In 1923, MacLeish turned his back on a law career and moved his family from the United States to Paris to seek out a career as a poet and writer. Paris in the 1920s was the choice du jour for American expatriate writers collectively known as the Lost Generation. MacLeish, alongside writers like Kay Boyle, Ezra Pound, and Ernest Hemingway, would make his mark on the history of literature at the vanguard of this movement, which is now known as modernism. In four years, MacLeish published four books of poetry, after which he brought his family back to America. He won the Pulitzer Prize in 1932 for his epic poem Conquistador, which traced the route of Cortez' army through Mexico, a route he took himself as research for the work.
In 1930 MacLeish became an editor at Fortune magazine, and grew increasingly political during this period. He was granted a series of offices and stations in these years to promote patriotism during and after WWII, including director of the War Department’s Office of Facts and Figures, assistant director of the Office of War Information, Assistant Secretary of State for cultural affairs, and member of the governing body of UNESCO. MacLeish was also appointed Librarian of Congress by Franklin Roosevelt, during which he promoted poetry events and improved the organization of the library's offices.

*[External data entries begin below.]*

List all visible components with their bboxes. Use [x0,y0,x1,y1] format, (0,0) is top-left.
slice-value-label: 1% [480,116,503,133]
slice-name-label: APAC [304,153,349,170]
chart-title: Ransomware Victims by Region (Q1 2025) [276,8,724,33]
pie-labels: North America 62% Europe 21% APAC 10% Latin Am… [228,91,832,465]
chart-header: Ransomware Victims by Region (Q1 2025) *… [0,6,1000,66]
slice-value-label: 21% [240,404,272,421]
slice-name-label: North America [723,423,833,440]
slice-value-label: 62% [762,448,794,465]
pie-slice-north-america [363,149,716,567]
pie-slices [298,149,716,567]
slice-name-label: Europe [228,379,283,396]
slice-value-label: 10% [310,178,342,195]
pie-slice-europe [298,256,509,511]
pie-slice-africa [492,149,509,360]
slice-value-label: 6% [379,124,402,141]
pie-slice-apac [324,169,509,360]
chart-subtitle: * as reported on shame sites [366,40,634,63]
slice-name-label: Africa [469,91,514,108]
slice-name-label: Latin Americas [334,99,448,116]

In 1946 MacLeish was appointed The Chancellor of the Academy of American Poets, and in 1949 he taught at Harvard. During this time, and during his later years of lecturing at Amherst, MacLeish wrote poetry, plays, films and literary criticism. He won two more Pulitzer Prizes (one for a collection of poetry, and one for his play J.B.). During his lifetime MacLeish also won a National Book Award, a Bollingen Prize, and an Academy Award for his screenplay about Eleanor Roosevelt.
MacLeish died in Boston in 1982, after about 15 years away from the public eye.